Magnetischer Fingerabdruck von Grenzflächendefekten im Photostrom von Siliziumsolarzellen gefunden
Wissenschaftler des Helmholtz-Zentrums Berlin haben mit einer hochempfindlichen Messmethode – der elektrisch detektierten magnetischen Resonanz (EDMR) – erstmals an Heterokontakt-Siliziumsolarzellen (Heterojunction-Zellen) wichtige Defektzustände direkt nachgewiesen, denen man schon lange auf der Spur war. Defekte an der Oberfläche von kristallinen Siliziumwafern sind nach Angaben der Forscher unter anderem dafür verantwortlich, dass auch im Labor bei kristallinen Solarzellen bisher noch nie ein Wirkungsgrad von mehr als 25 Prozent erreicht wurde, obwohl Siliziumwafer theoretisch bis zu 30 Prozent des Sonnenlichts umwandeln können. Unterstützt durch Computersimulationen, die an der Universität Paderborn erstellt wurden, konnten sie nun die Natur dieser Defekte mit atomarer Genauigkeit bestimmen. Die Defekte lagern sich genau an der Grenze zwischen dem Siliziumwafer und der nur wenige Millionstel Meter dünnen Schicht aus amorphem Silizium an.
Neue Solarzellen-Generation: Heterokontakt-Zellen
Solarzellen aus Silizium könnten theoretisch 30 Prozent des Sonnenlichts in Strom umwandeln, doch tatsächlich sorgen unter anderem Defekte an der Oberfläche der kristallinen Siliziumwafer dafür, dass der Wirkungsgrad im Labor bisher nur auf 25 % getrieben werden konnte. Eine neue Generation von Solarzellen ist gerade dabei den Markt zu erobern. Im Gegensatz zu herkömmlichen Solarzellen wird auf die Oberfläche der Wafer, bei weniger als 200°C, eine nur 10 Nanometer dünne ungeordnete (amorphe) Siliziumschicht aufgedampft. Das amorphe Silizium ist sowohl in der Lage die Defekte an der Oberfläche teilweise abzusättigen, als auch Strom direkt aus der Solarzelle abzuleiten. Diese Solarzelle erreicht sogar schon im industriellen Maßstab einen Wirkungsgrad von 24.7 % und könnte in Zukunft eine wichtige Rolle auf dem Markt spielen. Bisher waren Forscher jedoch auf Vermutungen angewiesen, welche Zustände die Ladungsträger bei ihrer Reise durch die Grenzfläche zwischen geordneter und ungeordneter Siliziumschicht aufhalten.
Zwei Defekt-„Familien“ klassifiziert
HZB-Physiker des Instituts für Silizium-Photovoltaik haben nun einen raffinierten Weg gefunden, um die Defekte an der Grenzfläche direkt aufzuspüren und ihre elektronische Struktur zu bestimmen. „Wenn sich Elektronen an den Defekten anlagern, können wir ihren Spin, also ihr kleines magnetisches Moment, wie eine Sonde nutzen um sie zu studieren“ erklärt Dr.

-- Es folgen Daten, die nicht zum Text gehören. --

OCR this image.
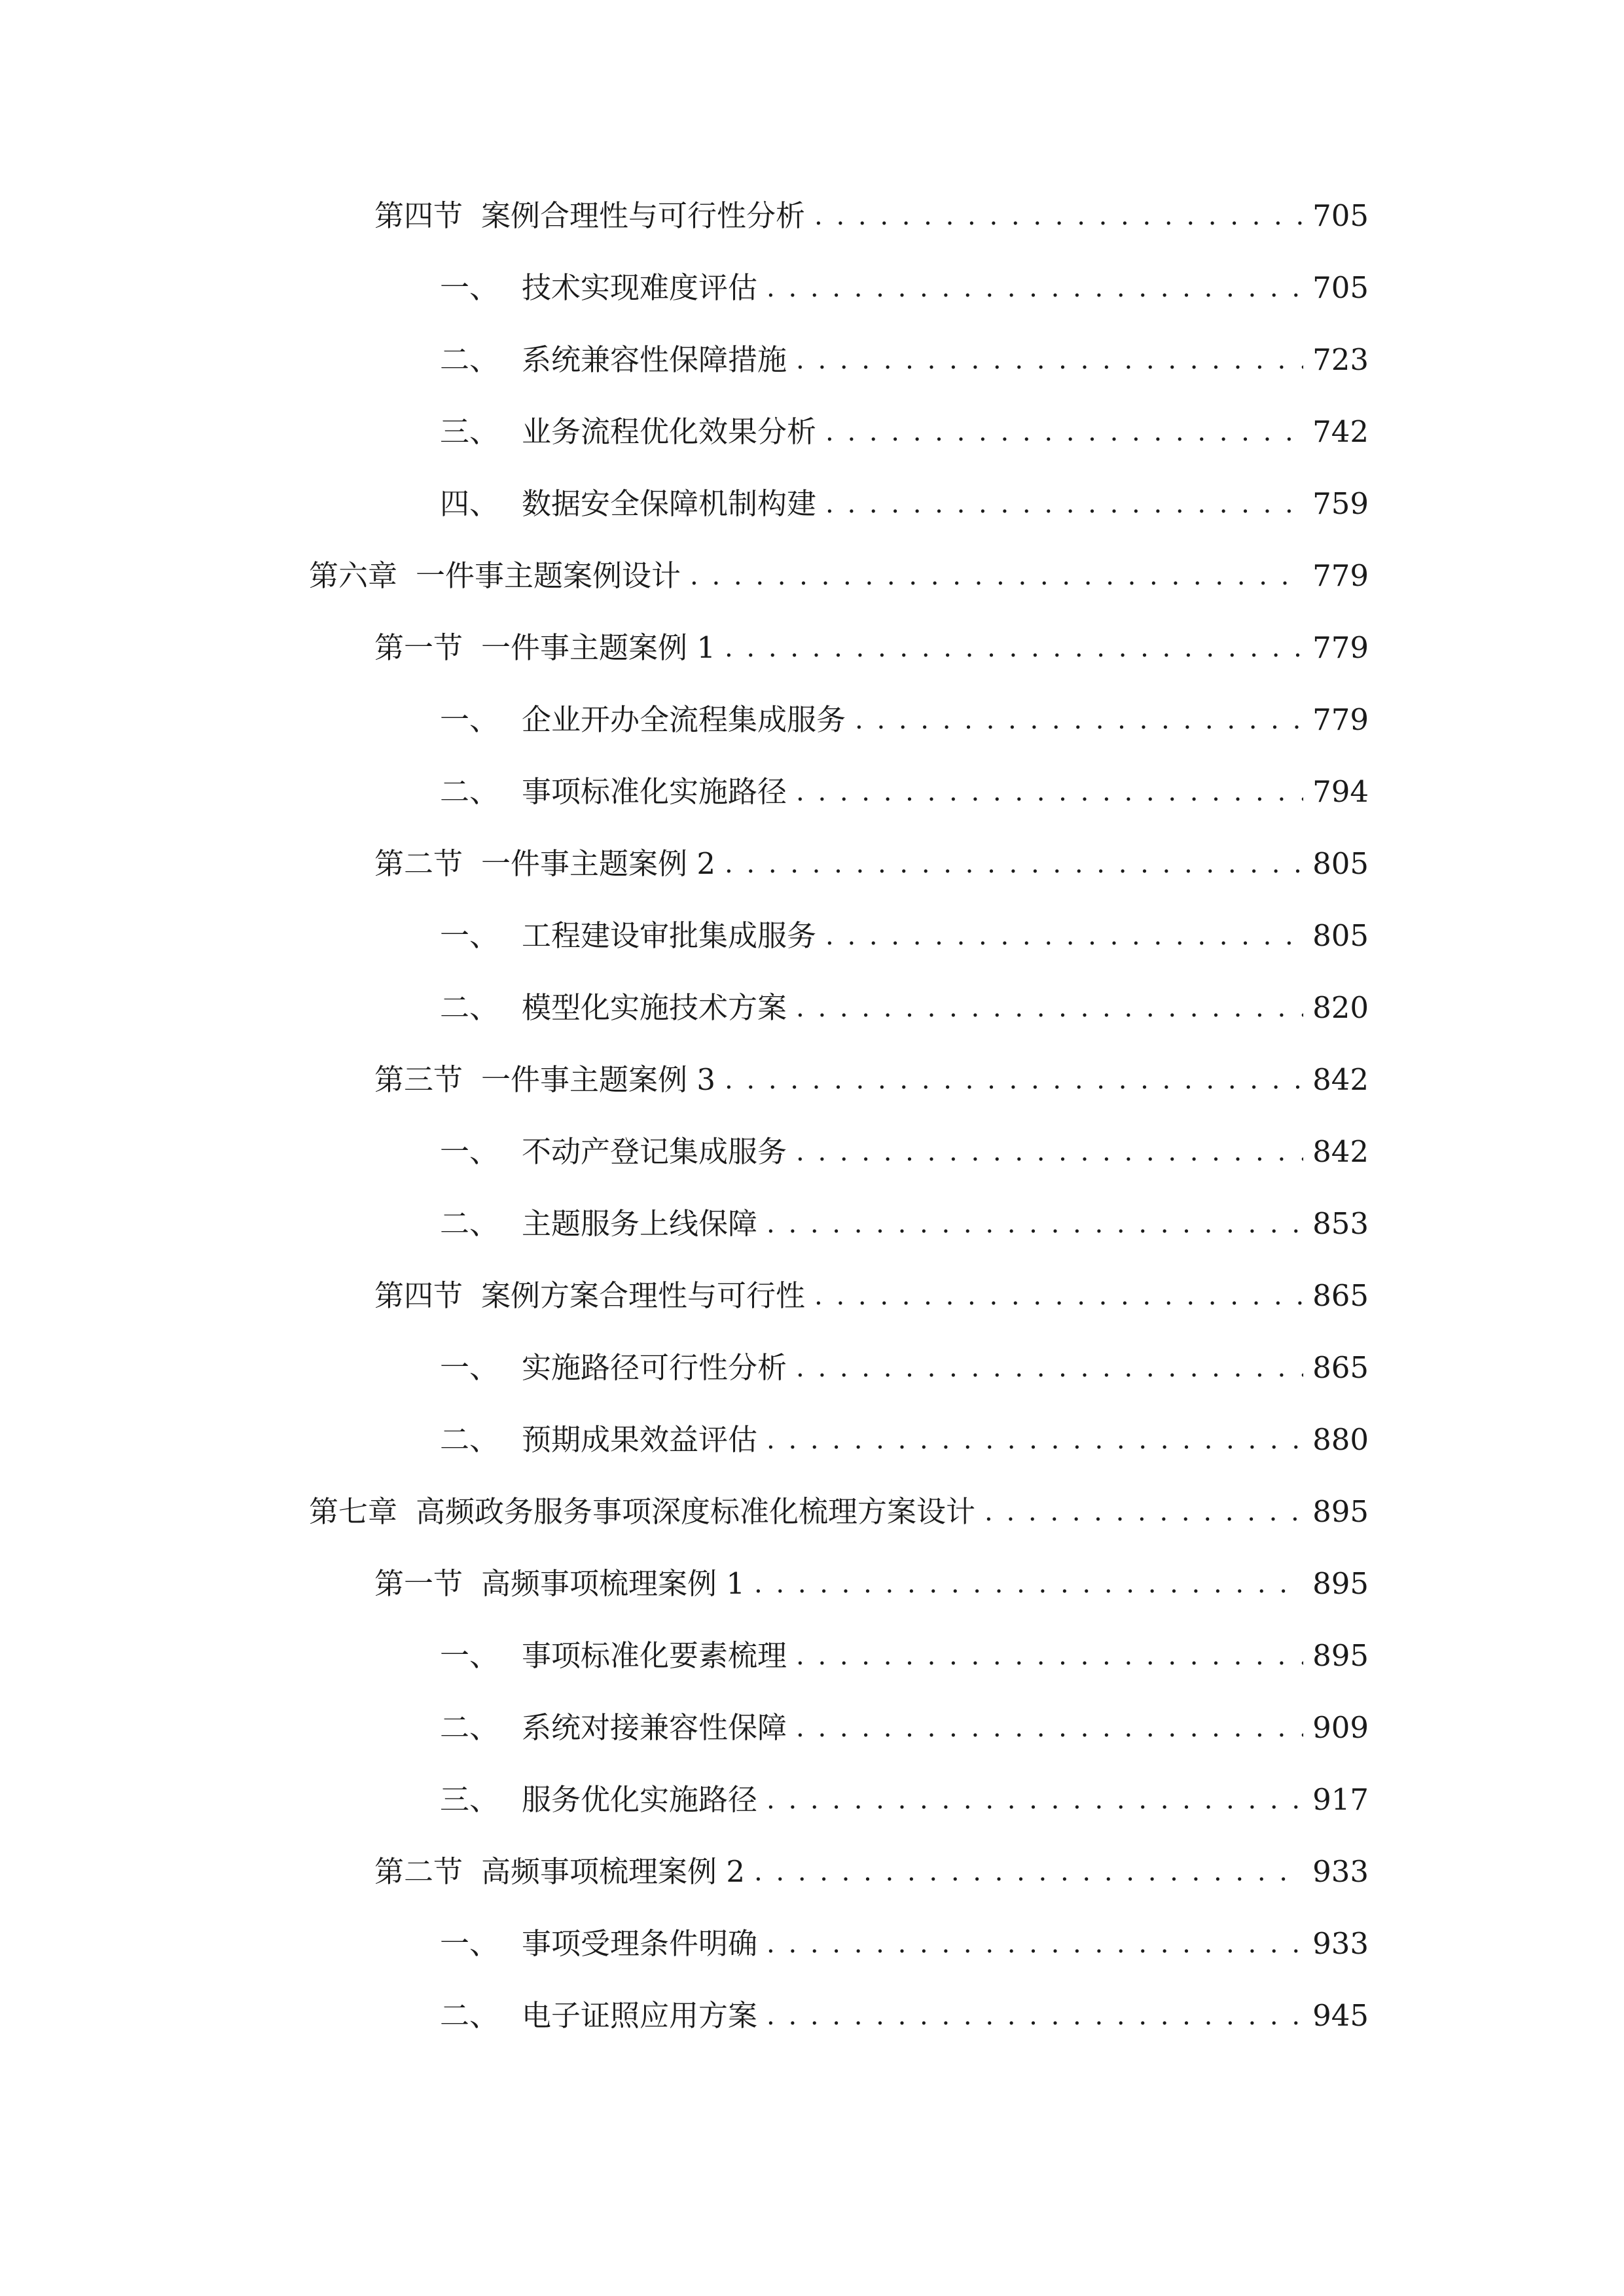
第四节 案例合理性与可行性分析 . . .	705
一、 技术实现难度评估 . . .	705
二、 系统兼容性保障措施 . . .	723
三、 业务流程优化效果分析 . . .	742
四、 数据安全保障机制构建 . . .	759
第六章 一件事主题案例设计 . . .	779
第一节 一件事主题案例 1 . . .	779
一、 企业开办全流程集成服务 . . .	779
二、 事项标准化实施路径 . . .	794
第二节 一件事主题案例 2 . . .	805
一、 工程建设审批集成服务 . . .	805
二、 模型化实施技术方案 . . .	820
第三节 一件事主题案例 3 . . .	842
一、 不动产登记集成服务 . . .	842
二、 主题服务上线保障 . . .	853
第四节 案例方案合理性与可行性 . . .	865
一、 实施路径可行性分析 . . .	865
二、 预期成果效益评估 . . .	880
第七章 高频政务服务事项深度标准化梳理方案设计 . . .	895
第一节 高频事项梳理案例 1 . . .	895
一、 事项标准化要素梳理 . . .	895
二、 系统对接兼容性保障 . . .	909
三、 服务优化实施路径 . . .	917
第二节 高频事项梳理案例 2 . . .	933
一、 事项受理条件明确 . . .	933
二、 电子证照应用方案 . . .	945
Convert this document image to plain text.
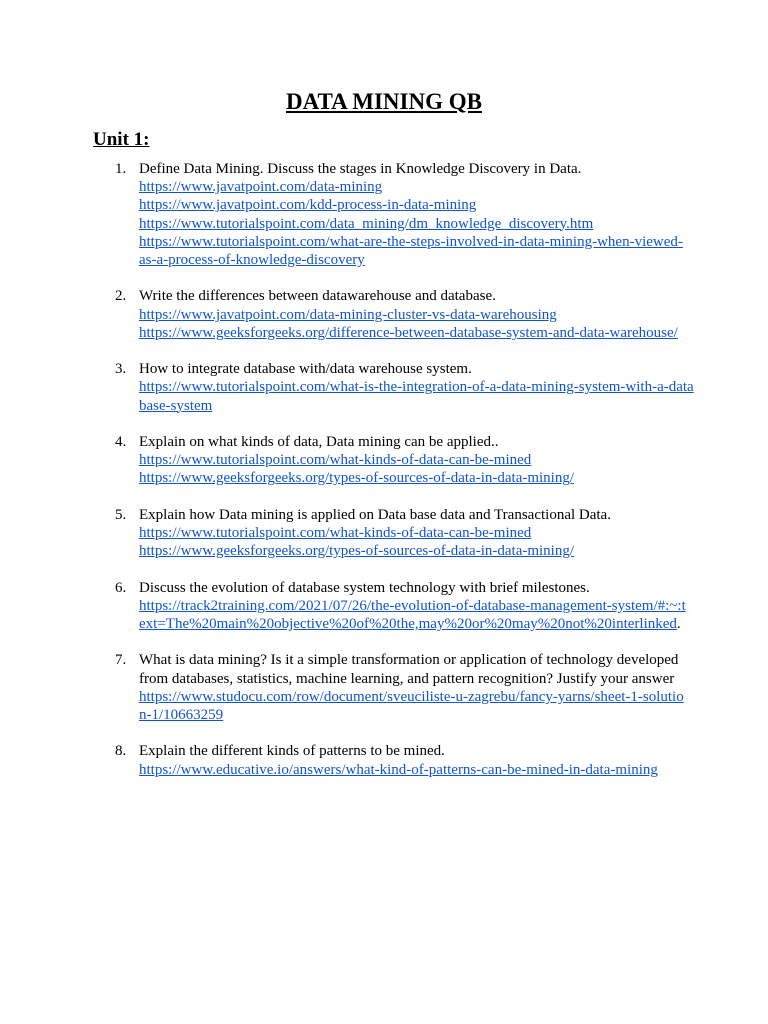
DATA MINING QB
Unit 1:
1. Define Data Mining. Discuss the stages in Knowledge Discovery in Data.
https://www.javatpoint.com/data-mining
https://www.javatpoint.com/kdd-process-in-data-mining
https://www.tutorialspoint.com/data_mining/dm_knowledge_discovery.htm
https://www.tutorialspoint.com/what-are-the-steps-involved-in-data-mining-when-viewed-as-a-process-of-knowledge-discovery
2. Write the differences between datawarehouse and database.
https://www.javatpoint.com/data-mining-cluster-vs-data-warehousing
https://www.geeksforgeeks.org/difference-between-database-system-and-data-warehouse/
3. How to integrate database with/data warehouse system.
https://www.tutorialspoint.com/what-is-the-integration-of-a-data-mining-system-with-a-database-system
4. Explain on what kinds of data, Data mining can be applied..
https://www.tutorialspoint.com/what-kinds-of-data-can-be-mined
https://www.geeksforgeeks.org/types-of-sources-of-data-in-data-mining/
5. Explain how Data mining is applied on Data base data and Transactional Data.
https://www.tutorialspoint.com/what-kinds-of-data-can-be-mined
https://www.geeksforgeeks.org/types-of-sources-of-data-in-data-mining/
6. Discuss the evolution of database system technology with brief milestones.
https://track2training.com/2021/07/26/the-evolution-of-database-management-system/#:~:text=The%20main%20objective%20of%20the,may%20or%20may%20not%20interlinked.
7. What is data mining? Is it a simple transformation or application of technology developed from databases, statistics, machine learning, and pattern recognition? Justify your answer
https://www.studocu.com/row/document/sveuciliste-u-zagrebu/fancy-yarns/sheet-1-solution-1/10663259
8. Explain the different kinds of patterns to be mined.
https://www.educative.io/answers/what-kind-of-patterns-can-be-mined-in-data-mining
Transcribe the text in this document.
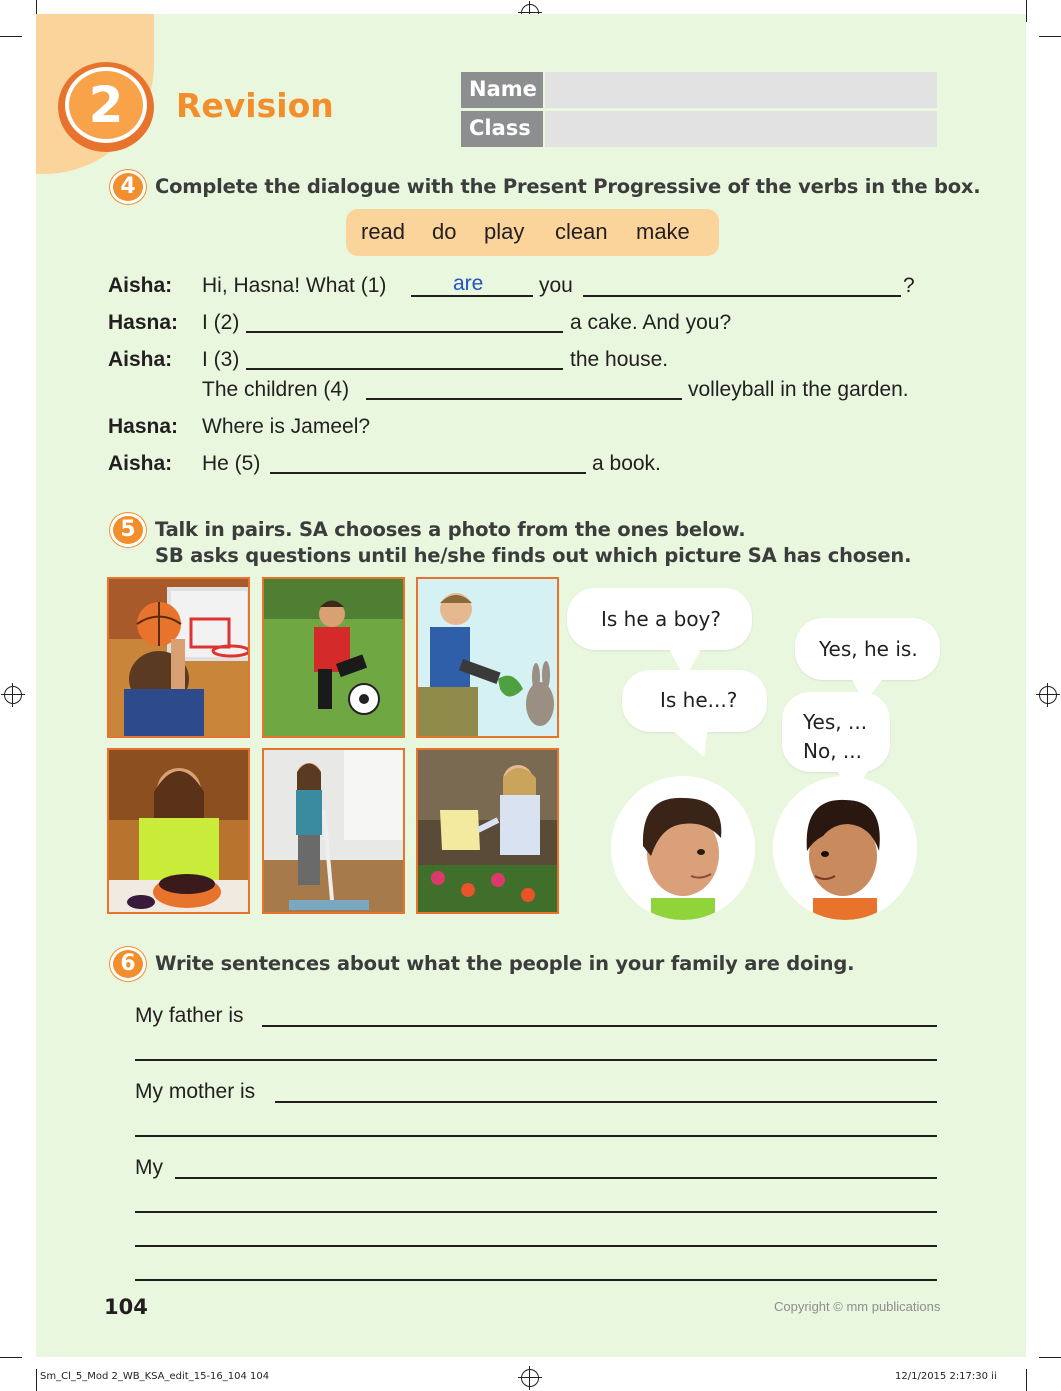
2	Revision	Name
Class
4 Complete the dialogue with the Present Progressive of the verbs in the box.
read do play clean make
Aisha: Hi, Hasna! What (1)	are	you	?
Hasna: I (2)	a cake. And you?
Aisha: I (3)	the house.
The children (4)	volleyball in the garden.
Hasna: Where is Jameel?
Aisha: He (5)	a book.
5 Talk in pairs. SA chooses a photo from the ones below.
SB asks questions until he/she finds out which picture SA has chosen.
Is he a boy?
Yes, he is.
Is he...?
Yes, ...
No, ...
6 Write sentences about what the people in your family are doing.
My father is
My mother is
My
104	Copyright © mm publications
Sm_Cl_5_Mod 2_WB_KSA_edit_15-16_104 104	12/1/2015 2:17:30 ii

Alexander Schnegg. Mit der hochempfindlichen Messmethode hinterlässt der Defekt einen winzigen magnetischen Fingerabdruck im Strom der Solarzelle, wenn diese in einem Magnetfeld mit Mikrowellen bestrahlt wird. Aus diesem magnetischen Fingerabdruck konnten Theoretiker der Universität Paderborn mit quantenchemischen Modellierungen detaillierte Informationen über die Position der Defekte innerhalb der Schichten und ihre Ladungsverlustmechanismen gewinnen. „Wir haben im Wesentlichen zwei unterschiedliche Familien von Defekten klassifiziert“, sagt Dr. Uwe Gerstmann von der Universität Paderborn, der mit den HZB Forschern im Rahmen des DFG-Schwerpunkts 1601 zusammenarbeitet: „Während eine Art von Defekten eher schwach lokalisiert in der amorphen Schicht sitzt, befindet sich eine zweite Familie direkt an der Grenzfläche, noch in der Kristall-Matrix“.
Damit ist es erstmals gelungen, Prozesse, die den Wirkungsgrad in einer Vielzahl von Silizium-Solarzellen mindern, direkt zu detektieren und mit atomarer Auflösung darzustellen. Die Solarzellen wurden am HZB hergestellt und dort auch vermessen. Die numerischen Methoden wurden an der Uni Paderborn entwickelt. „Diese Ergebnisse können wir nun im nächsten Schritt auch auf andere Typen von Silizium Solarzellen anwenden und so Wege finden, den Wirkungsgrad weiter nach oben und die Kosten nach unten zu treiben“, sagt Schnegg.